Tuesday, January 8, 2013

Under a Frozen World

Snowy Wetland
Slough off North Asylum Bay
The lakes and marshes become quiet in the winter when the ice covers the lakes and snow blankets the surrounding marshes, but life continues below ice and snow. 

Tunneling through the snow are a number of little mammals.  Mice, voles, and shrews enjoy the relative safety provided by their tunnels.  There they are free from the piercing eyes of hawks, but are still vulnerable to the ears and talons of great-horned owls and pouncing foxes.
On the lake bottoms are the flying insects of summer.  The billions of lake flies of spring are all there as the larva called bloodworms.  Keeping company with sediment, decaying plants and rocks are the larva of caddisflies, damselflies, dragon flies, and mayflies that will emerge from the lake and take flight in spring and summer.  All of these are food throughout the winter for bluegills, perch and other fish. 

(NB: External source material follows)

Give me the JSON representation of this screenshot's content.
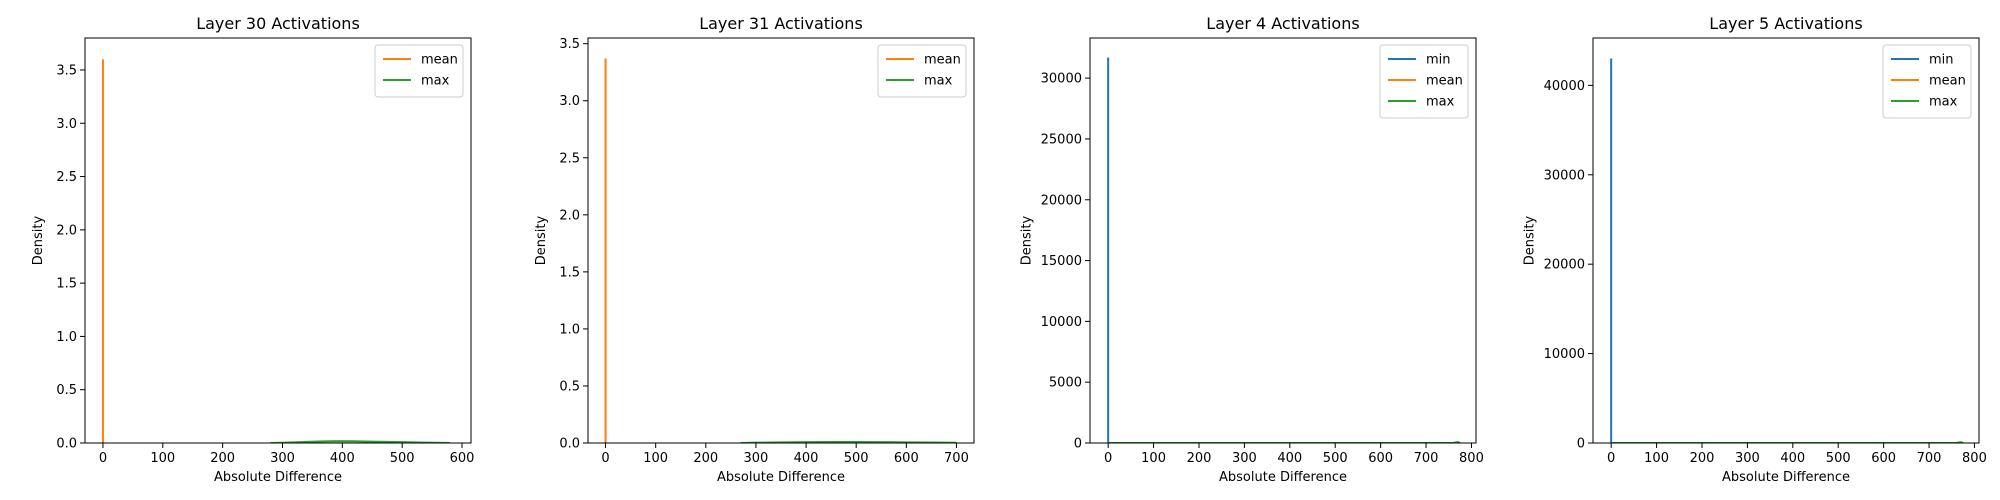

Up the food chain there are reptiles we envision hibernating in the mud.  Some turtles and frogs are indeed buried in the mud, but others are piled up sitting on the lake bottom motionless or crawling along at a snail’s pace.  Common map turtles sit on the bottom or wedge themselves amongst rocks and logs.  When disturbed they retreat, and may reveal a northern leopard frog underneath, which will also swim away.  Hardly asleep, these map turtles require more oxygen than painted turtles buried in the sometimes anoxic mud.  The cold and relative inactivity allows them to take in all the oxygen they need from water.  Frogs and softshell turtles breathe through their skin, but softshells also take in oxygen through special adaptions in their throats.   
Oshkosh Ice Night
Frozen Lake Winnebago at Oshkosh

Mammals have no options but to breathe air.  The local aquatic members of the weasel family--river otter and mink--must maintain holes in the ice with their teeth to be able to gain access to the fish, frogs, turtles and other animals they eat.  Muskrats often use the same holes, but they try to stay concealed, and will never walk on ice and snow if they can avoid it.  Muskrats build huts, or lodges like beavers do, but muskrat homes are made of aquatic plant leaves, stems, and roots.  Here they sleep and eat, but they often swim far beyond the range of one breath to obtain the food they need.  For those foraging trips they build cave-like “push ups” for breathing.  They will also build small feeding huts, which are self-explanatory.  A sudden drop in water levels after the ice forms seals off all these structures from the muskrats’ food, forcing them onto ice and snow and into the jaws of coyotes.    

Winter is a harsh time for wildlife, but it can be easier under the ice and snow for those adapted to it.

Previously published in the Oshkosh Scene article.